In a surprising twist of science, researchers at Penn Engineering have stumbled upon a new material that can pull water from the air without needing electricity or special equipment.
This accidental discovery could lead to new ways to provide clean water in dry regions and help cool electronics or buildings more sustainably.
The finding happened during a lab experiment when a Ph.D. student, Bharath Venkatesh, noticed something unusual.
Water droplets were forming on a material that wasn’t being cooled or exposed to high humidity. At first, the research team thought it was a mistake caused by the lab environment.
But further testing confirmed something special was happening.
The researchers, led by Professors Daeyeon Lee and Amish Patel, discovered a new type of material made of tiny nanopores that attract and move water in a way no one had seen before.
This new class of materials is made by combining water-loving (hydrophilic) nanoparticles with water-repelling (hydrophobic) plastic in just the right balance.
In most similar materials, water vapor from the air condenses into the pores but stays trapped there. However, in this case, water not only enters the pores—it moves up to the surface and forms droplets, which is a completely new behavior.
Even more surprising, the droplets don’t evaporate quickly, which goes against what physics would normally predict.
To confirm their results, the team tested thicker versions of the material.

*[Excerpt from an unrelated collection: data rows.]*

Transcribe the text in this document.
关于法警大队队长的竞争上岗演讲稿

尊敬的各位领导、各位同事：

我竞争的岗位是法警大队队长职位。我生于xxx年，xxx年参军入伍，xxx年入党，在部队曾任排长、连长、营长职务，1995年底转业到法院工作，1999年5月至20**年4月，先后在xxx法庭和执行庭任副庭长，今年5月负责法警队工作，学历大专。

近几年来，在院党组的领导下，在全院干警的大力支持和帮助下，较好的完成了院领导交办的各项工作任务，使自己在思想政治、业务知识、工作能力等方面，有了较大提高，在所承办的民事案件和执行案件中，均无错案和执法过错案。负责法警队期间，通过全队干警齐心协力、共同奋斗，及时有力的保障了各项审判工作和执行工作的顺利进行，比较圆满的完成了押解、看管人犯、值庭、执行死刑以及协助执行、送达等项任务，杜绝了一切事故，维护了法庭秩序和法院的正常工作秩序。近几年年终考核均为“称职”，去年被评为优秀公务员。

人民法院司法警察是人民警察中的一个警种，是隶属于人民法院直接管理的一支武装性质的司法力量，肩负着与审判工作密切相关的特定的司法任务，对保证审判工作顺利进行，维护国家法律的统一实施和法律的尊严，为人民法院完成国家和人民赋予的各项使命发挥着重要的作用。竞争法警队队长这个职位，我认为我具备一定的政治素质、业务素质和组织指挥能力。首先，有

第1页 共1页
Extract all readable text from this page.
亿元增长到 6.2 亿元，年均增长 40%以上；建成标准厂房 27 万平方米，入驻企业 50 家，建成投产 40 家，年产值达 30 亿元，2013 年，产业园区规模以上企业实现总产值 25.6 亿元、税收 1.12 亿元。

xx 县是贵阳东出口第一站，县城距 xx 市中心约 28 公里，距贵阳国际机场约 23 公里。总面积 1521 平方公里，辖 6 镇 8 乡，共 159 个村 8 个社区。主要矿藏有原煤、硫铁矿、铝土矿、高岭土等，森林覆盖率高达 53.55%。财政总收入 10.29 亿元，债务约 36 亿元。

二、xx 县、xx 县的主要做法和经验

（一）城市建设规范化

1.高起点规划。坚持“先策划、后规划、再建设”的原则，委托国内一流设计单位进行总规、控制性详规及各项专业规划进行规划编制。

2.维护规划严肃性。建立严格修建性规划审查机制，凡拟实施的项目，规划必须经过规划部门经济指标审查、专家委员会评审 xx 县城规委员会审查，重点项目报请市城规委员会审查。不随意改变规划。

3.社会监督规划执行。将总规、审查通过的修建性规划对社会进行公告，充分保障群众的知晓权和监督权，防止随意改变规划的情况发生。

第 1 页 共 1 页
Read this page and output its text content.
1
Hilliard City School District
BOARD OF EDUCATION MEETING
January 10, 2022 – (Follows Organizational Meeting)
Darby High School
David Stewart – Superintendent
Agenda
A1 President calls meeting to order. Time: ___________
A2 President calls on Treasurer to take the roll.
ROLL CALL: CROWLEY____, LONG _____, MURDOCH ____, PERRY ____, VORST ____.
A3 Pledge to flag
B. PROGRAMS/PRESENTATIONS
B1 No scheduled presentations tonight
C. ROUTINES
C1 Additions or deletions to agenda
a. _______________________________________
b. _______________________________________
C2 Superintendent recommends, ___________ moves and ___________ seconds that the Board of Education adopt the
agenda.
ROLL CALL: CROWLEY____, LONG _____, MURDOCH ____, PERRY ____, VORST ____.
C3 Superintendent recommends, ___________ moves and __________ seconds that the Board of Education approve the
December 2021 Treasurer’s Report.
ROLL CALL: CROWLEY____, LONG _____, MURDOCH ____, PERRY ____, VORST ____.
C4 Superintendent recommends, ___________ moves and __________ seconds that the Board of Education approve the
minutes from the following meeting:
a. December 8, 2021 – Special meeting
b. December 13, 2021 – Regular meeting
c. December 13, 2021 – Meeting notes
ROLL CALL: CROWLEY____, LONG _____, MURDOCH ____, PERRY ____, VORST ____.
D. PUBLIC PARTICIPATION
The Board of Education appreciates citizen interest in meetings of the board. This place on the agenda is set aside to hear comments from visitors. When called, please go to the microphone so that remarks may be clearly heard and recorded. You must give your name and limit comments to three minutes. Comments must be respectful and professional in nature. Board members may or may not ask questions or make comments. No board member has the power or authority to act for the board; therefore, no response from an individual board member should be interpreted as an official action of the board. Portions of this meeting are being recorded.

They found that the amount of water collected increased with the thickness of the film, proving that the water wasn’t simply condensing on the surface but was coming from inside the material.
Electron microscope videos even showed a continuous cycle of water condensing in the pores, moving to the surface, and forming stable droplets.
The researchers believe this behavior is caused by a hidden network of water reservoirs inside the material. These reservoirs keep drawing moisture from the air and feeding it to the surface, creating a feedback loop. The balance of water-attracting and water-repelling parts is what makes this possible.
What makes the discovery even more exciting is that the material is made from common components and can be produced using simple manufacturing methods.
This opens the door for real-world applications like passive water collectors in dry regions, coatings that respond to humidity, and eco-friendly cooling systems.
The team is now working on scaling up the material and exploring ways to make the droplets roll off surfaces more efficiently.
While the full mechanism is still being explored, one thing is clear—this accidental discovery could change how we think about harvesting water and managing heat in a warming world.